Однажды я сказал, что люди, грызущие семечки,- жалкие недоумки и обыватели.

Отец ответил мне примерно следующее: "Человек, грызущий семечки, это и есть тот человек, ради которого случаются все войны и революции. Он сидит на лавочке и грызёт семечки, и мимо него несут то Ленина, то Сталина, а он грызёт семечки. Колесо, парус, весло, Достоевский, пулемёт Максима и атомная бомба - всё ради человека, грызущего семечки. Ради обывателя, который грызёт семечки вот в таком маленьком городке, как наш. В маленьких городках история делается, а в столицах она записывается. И историю эту делает человек, грызущий семечки, потому что он убирает трупы, вставляет стёкла, жарит яичницу и даёт сыну десять копеек на кино. Он беден, прост, наивен, он никогда не напишет "Войну и Мир", не изобретет порох и не выговорит слово "экзистенциализм", но государство - ради него. Оно не для гениев - для неудачников, для простаков и увечных. У нас человек, грызущий семечки, это тебе не французский человек, грызущий семечки. Наш вместе с другими, такими же как он, был вынужден воевать, и кровью срать, и по лагерям кайлом махать.

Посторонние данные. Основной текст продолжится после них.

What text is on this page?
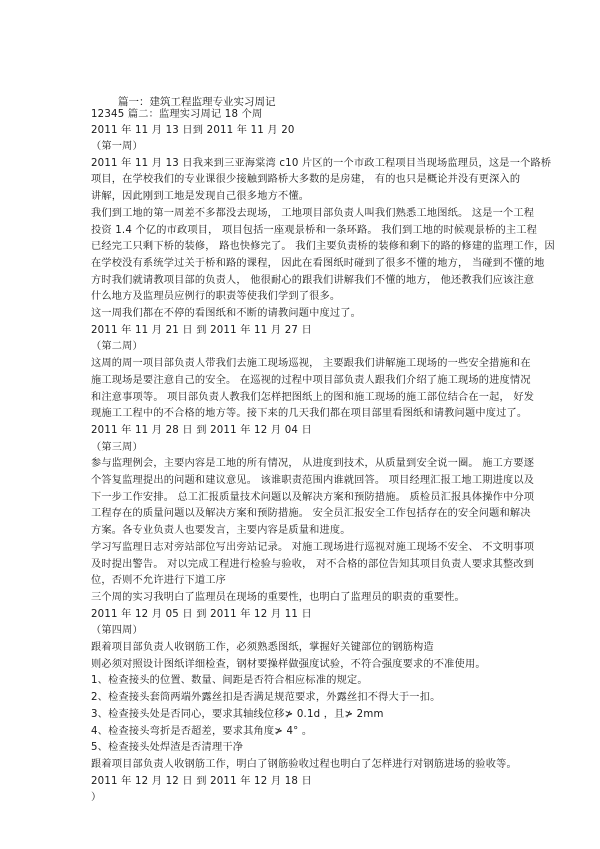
篇一：建筑工程监理专业实习周记
12345 篇二：监理实习周记 18 个周
2011 年 11 月 13 日到 2011 年 11 月 20
（第一周）
2011 年 11 月 13 日我来到三亚海棠湾 c10 片区的一个市政工程项目当现场监理员，这是一个路桥
项目，在学校我们的专业课很少接触到路桥大多数的是房建， 有的也只是概论并没有更深入的
讲解，因此刚到工地是发现自己很多地方不懂。
我们到工地的第一周差不多都没去现场， 工地项目部负责人叫我们熟悉工地图纸。 这是一个工程
投资 1.4 个亿的市政项目， 项目包括一座观景桥和一条环路。 我们到工地的时候观景桥的主工程
已经完工只剩下桥的装修， 路也快修完了。 我们主要负责桥的装修和剩下的路的修建的监理工作，因
在学校没有系统学过关于桥和路的课程， 因此在看图纸时碰到了很多不懂的地方， 当碰到不懂的地
方时我们就请教项目部的负责人， 他很耐心的跟我们讲解我们不懂的地方， 他还教我们应该注意
什么地方及监理员应例行的职责等使我们学到了很多。
这一周我们都在不停的看图纸和不断的请教问题中度过了。
2011 年 11 月 21 日 到 2011 年 11 月 27 日
（第二周）
这周的周一项目部负责人带我们去施工现场巡视， 主要跟我们讲解施工现场的一些安全措施和在
施工现场是要注意自己的安全。 在巡视的过程中项目部负责人跟我们介绍了施工现场的进度情况
和注意事项等。 项目部负责人教我们怎样把图纸上的图和施工现场的施工部位结合在一起， 好发
现施工工程中的不合格的地方等。接下来的几天我们都在项目部里看图纸和请教问题中度过了。
2011 年 11 月 28 日 到 2011 年 12 月 04 日
（第三周）
参与监理例会，主要内容是工地的所有情况， 从进度到技术，从质量到安全说一圈。 施工方要逐
个答复监理提出的问题和建议意见。 该谁职责范围内谁就回答。 项目经理汇报工地工期进度以及
下一步工作安排。 总工汇报质量技术问题以及解决方案和预防措施。 质检员汇报具体操作中分项
工程存在的质量问题以及解决方案和预防措施。 安全员汇报安全工作包括存在的安全问题和解决
方案。各专业负责人也要发言，主要内容是质量和进度。
学习写监理日志对旁站部位写出旁站记录。 对施工现场进行巡视对施工现场不安全、 不文明事项
及时提出警告。 对以完成工程进行检验与验收， 对不合格的部位告知其项目负责人要求其整改到
位，否则不允许进行下道工序
三个周的实习我明白了监理员在现场的重要性，也明白了监理员的职责的重要性。
2011 年 12 月 05 日 到 2011 年 12 月 11 日
（第四周）
跟着项目部负责人收钢筋工作，必须熟悉图纸，掌握好关键部位的钢筋构造
则必须对照设计图纸详细检查，钢材要操样做强度试验，不符合强度要求的不准使用。
1、检查接头的位置、数量、间距是否符合相应标准的规定。
2、检查接头套筒两端外露丝扣是否满足规范要求，外露丝扣不得大于一扣。
3、检查接头处是否同心，要求其轴线位移≯ 0.1d ，且≯ 2mm
4、检查接头弯折是否超差，要求其角度≯ 4° 。
5、检查接头处焊渣是否清理干净
跟着项目部负责人收钢筋工作，明白了钢筋验收过程也明白了怎样进行对钢筋进场的验收等。
2011 年 12 月 12 日 到 2011 年 12 月 18 日
）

А потом вернулся домой, сел на лавочку и принялся за свои семечки. Ось мира, его оплот и ограда. И если ты однажды заглянешь в душу человека, грызущего семечки, и не найдёшь там ни любви, ни ненависти, ни пропастей, ни высей, ни дьявольской тяги к саморазрушению, ни страсти к божественному полёту, - грош тебе цена"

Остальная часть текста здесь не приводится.